Sınır ölümlerinin diğer bir yüzü de ‘geri itme/itilme’lerdir. Katı sınır önlemleri nedeniyle tehlikeli güzergâhlara yönelmek kadar sınırlarda uluslararası hukuka aykırı bir şekilde ‘geri itilmek’ veya sınır muhafızları tarafından uygulanan şiddet de sınırlardaki ölüm nedenlerindendir. Örneğin, bundan bir buçuk ay önce Edirne'nin İpsala ilçesi ile Yunanistan arasındaki sınır bölgesinde 19 göçmenin cansız bedeni bulunmuştu. Aralarında çocuk ve kadınların da bulunduğu bu göçmenlerin, Meriç Irmağı’nı geçmek isterken Yunan sınır muhafızlarının geri itmesi sonucu sınır bölgesine hapsoldukları ve soğuktan donarak öldükleri anlaşıldı. Yunanistan tarafının ısrarla reddettiği geri itme iddialarını kurtarılan göçmenler doğruladı. Türkiye, Yunan sınır muhafızlarını şiddetle eleştirdi. Oysa ‘geri itme’ Türkiye de dâhil devletlerin göç kontrolü için geliştirdikleri yeni moda bir uygulamadır. Ve Türkiye’nin, batı sınırlarında eleştirdiği bu uygulamayı, kendi doğu sınırlarında yıllardan beridir tekrarladığının kanıtları vardır. Doğuda göğsünden geri ittiğini, batı sınırında sırtından ileri itmektedir. Ve her ülkenin bir doğusu, bir de batısı vardır.

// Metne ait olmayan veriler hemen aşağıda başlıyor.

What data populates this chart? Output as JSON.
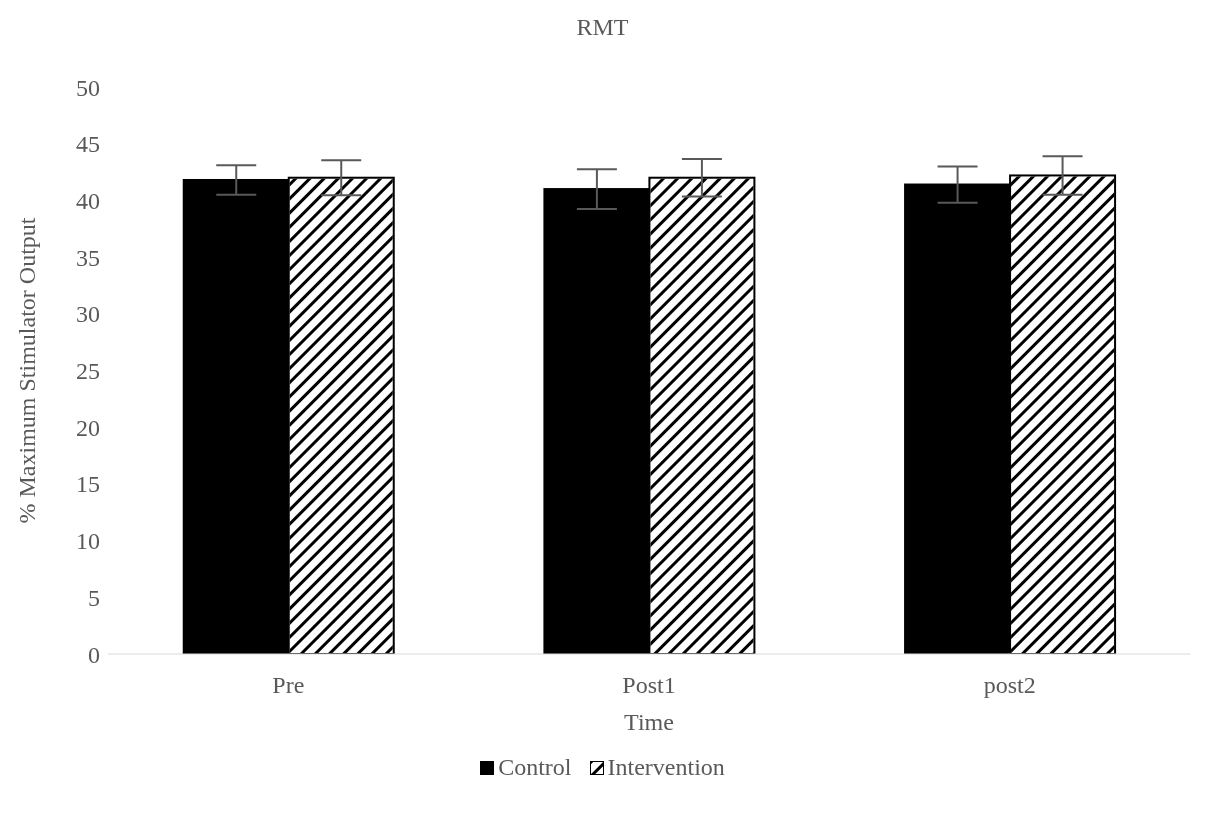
{
  "chart_data": {
    "type": "bar",
    "title": "RMT",
    "xlabel": "Time",
    "ylabel": "% Maximum Stimulator Output",
    "categories": [
      "Pre",
      "Post1",
      "post2"
    ],
    "series": [
      {
        "name": "Control",
        "color": "#000000",
        "values": [
          41.8,
          41.0,
          41.4
        ],
        "errors": [
          1.3,
          1.75,
          1.6
        ]
      },
      {
        "name": "Intervention",
        "color": "#ffffff",
        "values": [
          42.0,
          42.0,
          42.2
        ],
        "errors": [
          1.55,
          1.65,
          1.7
        ]
      }
    ],
    "ylim": [
      0,
      50
    ],
    "yticks": [
      0,
      5,
      10,
      15,
      20,
      25,
      30,
      35,
      40,
      45,
      50
    ],
    "grid": false,
    "legend": "bottom"
  }
}
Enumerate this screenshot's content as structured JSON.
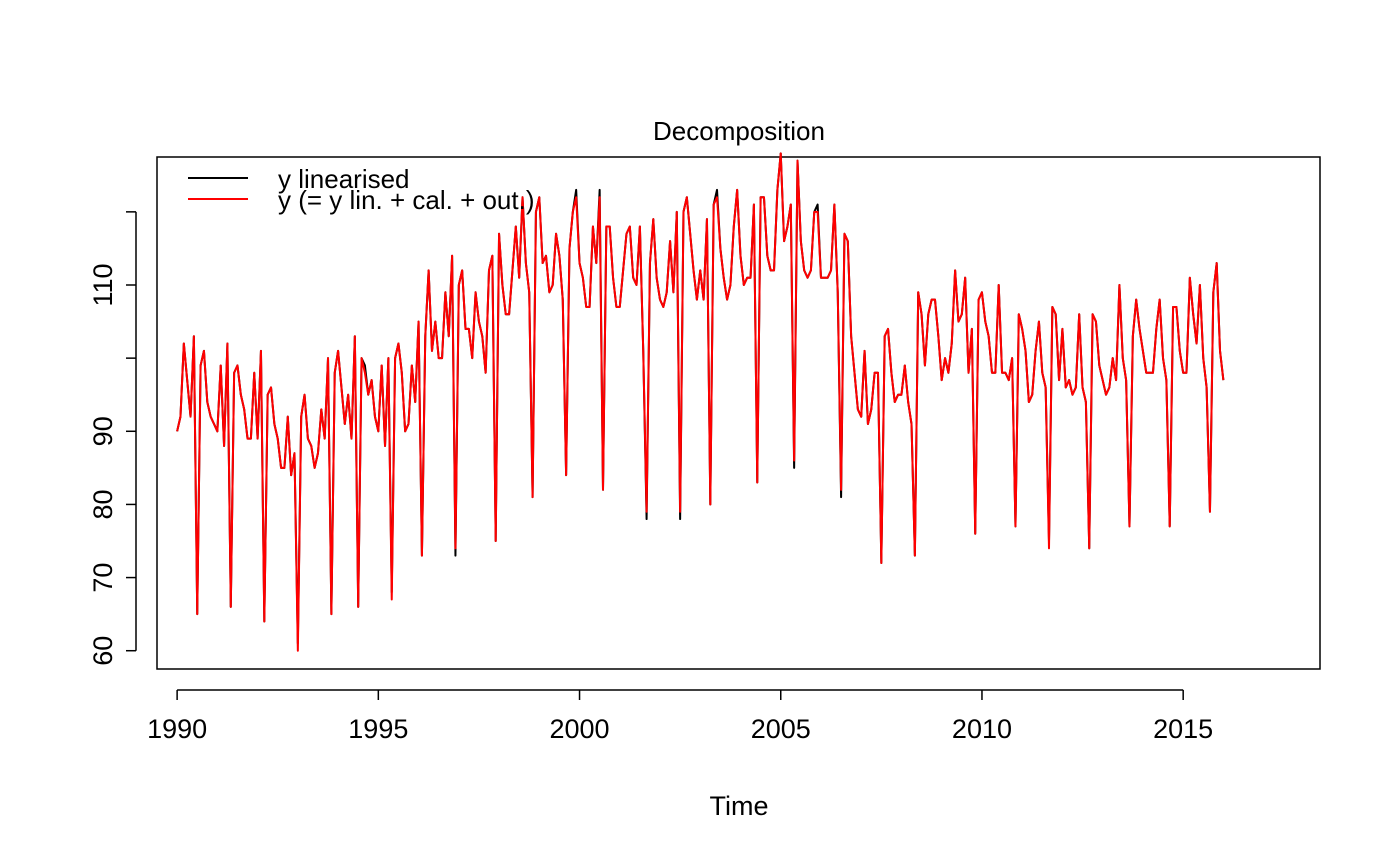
{
  "chart_data": {
    "type": "line",
    "title": "Decomposition",
    "xlabel": "Time",
    "ylabel": "",
    "xlim": [
      1989.5,
      2018.4
    ],
    "ylim": [
      57.5,
      127.5
    ],
    "x_ticks": [
      1990,
      1995,
      2000,
      2005,
      2010,
      2015
    ],
    "x_tick_labels": [
      "1990",
      "1995",
      "2000",
      "2005",
      "2010",
      "2015"
    ],
    "y_ticks": [
      60,
      70,
      80,
      90,
      100,
      110,
      120
    ],
    "y_tick_labels": [
      "60",
      "70",
      "80",
      "90",
      "",
      "110",
      ""
    ],
    "grid": false,
    "legend_position": "top-left",
    "x_start": 1990.0,
    "x_step": 0.08333,
    "series": [
      {
        "name": "y linearised",
        "color": "#000000",
        "values": [
          90,
          92,
          102,
          97,
          92,
          103,
          65,
          99,
          101,
          94,
          92,
          91,
          90,
          99,
          88,
          102,
          66,
          98,
          99,
          95,
          93,
          89,
          89,
          98,
          89,
          101,
          64,
          95,
          96,
          91,
          89,
          85,
          85,
          92,
          84,
          87,
          61,
          92,
          95,
          89,
          88,
          85,
          87,
          93,
          89,
          100,
          65,
          98,
          101,
          96,
          91,
          95,
          89,
          103,
          66,
          100,
          99,
          95,
          97,
          92,
          90,
          99,
          88,
          100,
          68,
          100,
          102,
          98,
          90,
          91,
          99,
          94,
          105,
          73,
          103,
          112,
          101,
          105,
          100,
          100,
          109,
          103,
          114,
          73,
          110,
          112,
          104,
          104,
          100,
          109,
          105,
          103,
          98,
          112,
          114,
          75,
          117,
          110,
          106,
          106,
          112,
          118,
          111,
          122,
          113,
          109,
          81,
          120,
          122,
          113,
          114,
          109,
          110,
          117,
          114,
          108,
          84,
          115,
          120,
          123,
          113,
          111,
          107,
          107,
          118,
          113,
          123,
          82,
          118,
          118,
          111,
          107,
          107,
          112,
          117,
          118,
          111,
          110,
          118,
          101,
          78,
          113,
          119,
          111,
          108,
          107,
          109,
          116,
          109,
          120,
          78,
          120,
          122,
          117,
          112,
          108,
          112,
          108,
          119,
          80,
          121,
          123,
          115,
          111,
          108,
          110,
          118,
          123,
          114,
          110,
          111,
          111,
          121,
          83,
          122,
          122,
          114,
          112,
          112,
          123,
          128,
          116,
          118,
          121,
          85,
          127,
          116,
          112,
          111,
          112,
          120,
          121,
          111,
          111,
          111,
          112,
          121,
          109,
          81,
          117,
          116,
          103,
          98,
          93,
          92,
          101,
          91,
          93,
          98,
          98,
          72,
          103,
          104,
          98,
          94,
          95,
          95,
          99,
          94,
          91,
          73,
          109,
          106,
          99,
          106,
          108,
          108,
          103,
          97,
          100,
          98,
          102,
          112,
          105,
          106,
          111,
          98,
          104,
          76,
          108,
          109,
          105,
          103,
          98,
          98,
          110,
          98,
          98,
          97,
          100,
          77,
          106,
          104,
          101,
          94,
          95,
          101,
          105,
          98,
          96,
          75,
          107,
          106,
          97,
          104,
          96,
          97,
          95,
          96,
          106,
          96,
          94,
          74,
          106,
          105,
          99,
          97,
          95,
          96,
          100,
          97,
          110,
          100,
          97,
          77,
          103,
          108,
          104,
          101,
          98,
          98,
          98,
          104,
          108,
          100,
          97,
          77,
          107,
          107,
          101,
          98,
          98,
          111,
          106,
          102,
          110,
          100,
          96,
          79,
          109,
          113,
          101,
          97
        ]
      },
      {
        "name": "y (= y lin. + cal. + out.)",
        "color": "#ff0000",
        "values": [
          90,
          92,
          102,
          97,
          92,
          103,
          65,
          99,
          101,
          94,
          92,
          91,
          90,
          99,
          88,
          102,
          66,
          98,
          99,
          95,
          93,
          89,
          89,
          98,
          89,
          101,
          64,
          95,
          96,
          91,
          89,
          85,
          85,
          92,
          84,
          87,
          60,
          92,
          95,
          89,
          88,
          85,
          87,
          93,
          89,
          100,
          65,
          98,
          101,
          96,
          91,
          95,
          89,
          103,
          66,
          100,
          98,
          95,
          97,
          92,
          90,
          99,
          88,
          100,
          67,
          100,
          102,
          98,
          90,
          91,
          99,
          94,
          105,
          73,
          103,
          112,
          101,
          105,
          100,
          100,
          109,
          103,
          114,
          74,
          110,
          112,
          104,
          104,
          100,
          109,
          105,
          103,
          98,
          112,
          114,
          75,
          117,
          110,
          106,
          106,
          112,
          118,
          111,
          122,
          113,
          109,
          81,
          120,
          122,
          113,
          114,
          109,
          110,
          117,
          114,
          108,
          84,
          115,
          120,
          122,
          113,
          111,
          107,
          107,
          118,
          113,
          122,
          82,
          118,
          118,
          111,
          107,
          107,
          112,
          117,
          118,
          111,
          110,
          118,
          101,
          79,
          113,
          119,
          111,
          108,
          107,
          109,
          116,
          109,
          120,
          79,
          120,
          122,
          117,
          112,
          108,
          112,
          108,
          119,
          80,
          121,
          122,
          115,
          111,
          108,
          110,
          118,
          123,
          114,
          110,
          111,
          111,
          121,
          83,
          122,
          122,
          114,
          112,
          112,
          123,
          128,
          116,
          118,
          121,
          86,
          127,
          116,
          112,
          111,
          112,
          120,
          120,
          111,
          111,
          111,
          112,
          121,
          109,
          82,
          117,
          116,
          103,
          98,
          93,
          92,
          101,
          91,
          93,
          98,
          98,
          72,
          103,
          104,
          98,
          94,
          95,
          95,
          99,
          94,
          91,
          73,
          109,
          106,
          99,
          106,
          108,
          108,
          103,
          97,
          100,
          98,
          102,
          112,
          105,
          106,
          111,
          98,
          104,
          76,
          108,
          109,
          105,
          103,
          98,
          98,
          110,
          98,
          98,
          97,
          100,
          77,
          106,
          104,
          101,
          94,
          95,
          101,
          105,
          98,
          96,
          74,
          107,
          106,
          97,
          104,
          96,
          97,
          95,
          96,
          106,
          96,
          94,
          74,
          106,
          105,
          99,
          97,
          95,
          96,
          100,
          97,
          110,
          100,
          97,
          77,
          103,
          108,
          104,
          101,
          98,
          98,
          98,
          104,
          108,
          100,
          97,
          77,
          107,
          107,
          101,
          98,
          98,
          111,
          106,
          102,
          110,
          100,
          96,
          79,
          109,
          113,
          101,
          97
        ]
      }
    ]
  }
}
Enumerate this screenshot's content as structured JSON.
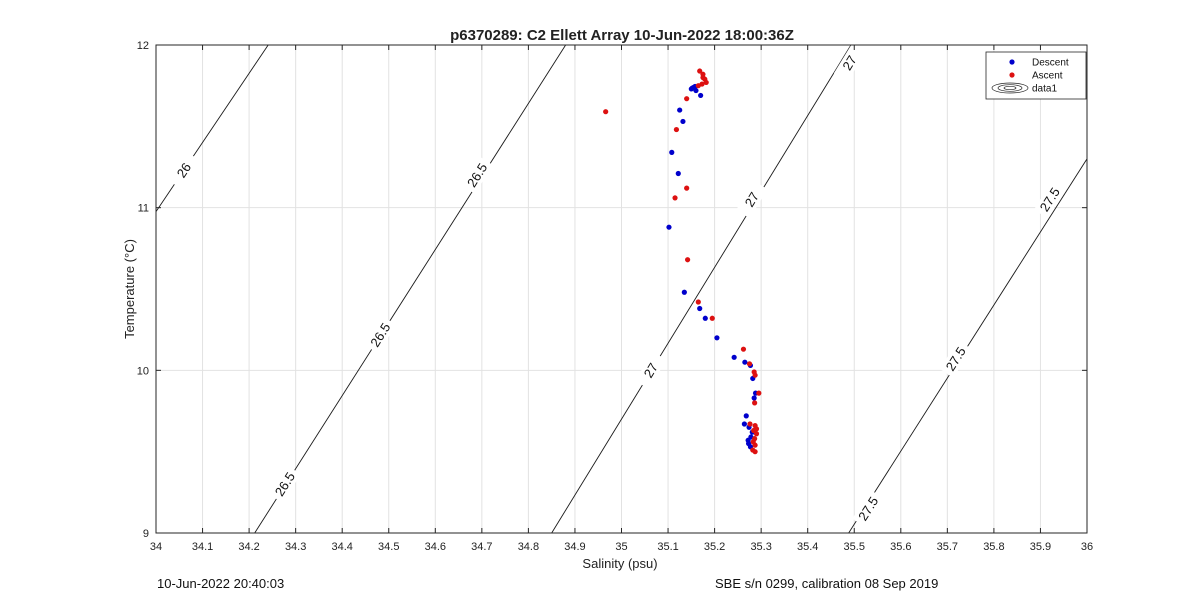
{
  "chart_data": {
    "type": "scatter",
    "title": "p6370289: C2 Ellett Array 10-Jun-2022 18:00:36Z",
    "xlabel": "Salinity (psu)",
    "ylabel": "Temperature (°C)",
    "xlim": [
      34,
      36
    ],
    "ylim": [
      9,
      12
    ],
    "xticks": [
      "34",
      "34.1",
      "34.2",
      "34.3",
      "34.4",
      "34.5",
      "34.6",
      "34.7",
      "34.8",
      "34.9",
      "35",
      "35.1",
      "35.2",
      "35.3",
      "35.4",
      "35.5",
      "35.6",
      "35.7",
      "35.8",
      "35.9",
      "36"
    ],
    "yticks": [
      "9",
      "10",
      "11",
      "12"
    ],
    "grid": true,
    "legend_position": "top-right",
    "legend": [
      "Descent",
      "Ascent",
      "data1"
    ],
    "series": [
      {
        "name": "Descent",
        "color": "#0000cc",
        "points": [
          [
            35.15,
            11.73
          ],
          [
            35.155,
            11.74
          ],
          [
            35.16,
            11.72
          ],
          [
            35.158,
            11.745
          ],
          [
            35.152,
            11.735
          ],
          [
            35.17,
            11.69
          ],
          [
            35.125,
            11.6
          ],
          [
            35.132,
            11.53
          ],
          [
            35.108,
            11.34
          ],
          [
            35.122,
            11.21
          ],
          [
            35.102,
            10.88
          ],
          [
            35.135,
            10.48
          ],
          [
            35.168,
            10.38
          ],
          [
            35.18,
            10.32
          ],
          [
            35.205,
            10.2
          ],
          [
            35.242,
            10.08
          ],
          [
            35.265,
            10.05
          ],
          [
            35.277,
            10.03
          ],
          [
            35.282,
            9.95
          ],
          [
            35.288,
            9.86
          ],
          [
            35.285,
            9.83
          ],
          [
            35.268,
            9.72
          ],
          [
            35.264,
            9.67
          ],
          [
            35.274,
            9.65
          ],
          [
            35.281,
            9.62
          ],
          [
            35.278,
            9.59
          ],
          [
            35.272,
            9.57
          ],
          [
            35.273,
            9.55
          ],
          [
            35.277,
            9.53
          ]
        ]
      },
      {
        "name": "Ascent",
        "color": "#dd1111",
        "points": [
          [
            35.168,
            11.84
          ],
          [
            35.175,
            11.82
          ],
          [
            35.179,
            11.79
          ],
          [
            35.182,
            11.77
          ],
          [
            35.173,
            11.76
          ],
          [
            35.165,
            11.75
          ],
          [
            34.966,
            11.59
          ],
          [
            35.118,
            11.48
          ],
          [
            35.14,
            11.67
          ],
          [
            35.175,
            11.8
          ],
          [
            35.14,
            11.12
          ],
          [
            35.115,
            11.06
          ],
          [
            35.142,
            10.68
          ],
          [
            35.165,
            10.42
          ],
          [
            35.195,
            10.32
          ],
          [
            35.262,
            10.13
          ],
          [
            35.275,
            10.04
          ],
          [
            35.285,
            9.99
          ],
          [
            35.287,
            9.97
          ],
          [
            35.295,
            9.86
          ],
          [
            35.286,
            9.8
          ],
          [
            35.276,
            9.67
          ],
          [
            35.287,
            9.66
          ],
          [
            35.29,
            9.64
          ],
          [
            35.284,
            9.63
          ],
          [
            35.29,
            9.61
          ],
          [
            35.286,
            9.58
          ],
          [
            35.283,
            9.56
          ],
          [
            35.287,
            9.54
          ],
          [
            35.282,
            9.51
          ],
          [
            35.287,
            9.5
          ]
        ]
      }
    ],
    "contours": [
      {
        "label": "26",
        "points": [
          [
            34.0,
            10.976
          ],
          [
            34.241,
            12.0
          ]
        ],
        "labels_at": [
          [
            34.06,
            11.23
          ]
        ]
      },
      {
        "label": "26.5",
        "points": [
          [
            34.212,
            9.0
          ],
          [
            34.88,
            12.0
          ]
        ],
        "labels_at": [
          [
            34.277,
            9.3
          ],
          [
            34.482,
            10.218
          ],
          [
            34.69,
            11.2
          ]
        ]
      },
      {
        "label": "27",
        "points": [
          [
            34.85,
            9.0
          ],
          [
            35.493,
            12.0
          ]
        ],
        "labels_at": [
          [
            35.063,
            10.0
          ],
          [
            35.28,
            11.05
          ],
          [
            35.49,
            11.89
          ]
        ]
      },
      {
        "label": "27.5",
        "points": [
          [
            35.488,
            9.0
          ],
          [
            36.0,
            11.3
          ]
        ],
        "labels_at": [
          [
            35.53,
            9.15
          ],
          [
            35.718,
            10.07
          ],
          [
            35.92,
            11.05
          ]
        ]
      }
    ],
    "footer_left": "10-Jun-2022 20:40:03",
    "footer_right": "SBE s/n 0299, calibration 08 Sep 2019"
  }
}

Türkiye, Avrupa’yı hedefleyen yakın bölge göçmenleri için bir geçiş ülkesidir. Ve çoğu göçmen, İstanbul üzerinden Avrupa Birliği’ne geçebilmek için öncelikle İran sınırından Türkiye’ye geçmelidir. Yapılan görüşmelerde, göçmenler Türkiye sınırından defalarca İran'a geri itildiklerini ve Van'a başarıyla ulaşana kadar bir aydan fazla bir süre dağlarda saklandıklarını söylüyor. Sivil toplum kuruluşları ise her yıl binlerce kişinin Türkiye'den İran'a geri itildiğini tahmin ediyor. Bu bölgelerdeki dağlık araziler ve sert hava koşulları bir göç yolu olarak deniz kadar ölümcül olabilmektedir. Rehbersiz kolayca kaybolunan bu dağlarda göçmenler aylarca aç, susuz ve dondurucu soğuklarda yürüyerek yollarını arıyor. Her yıl çok sayıda göçmen soğuktan donarak, vahşi hayvan saldırılarıyla - cesetlerde hayvan saldırıları tespit edilmiştir - veya sınır güvenliklerinin uyguladığı şiddet nedeniyle Türkiye’nin doğu sınırında ölüyor. Ve her yıl bahar gelip de karlar eriyince, karların altından çiçekler, böcekler ve donmuş göçmen cesetleri çıkıyor. Geçişleri bir şekilde engellenen göçmenler, baharla birlikte ‘geri dönüyor.’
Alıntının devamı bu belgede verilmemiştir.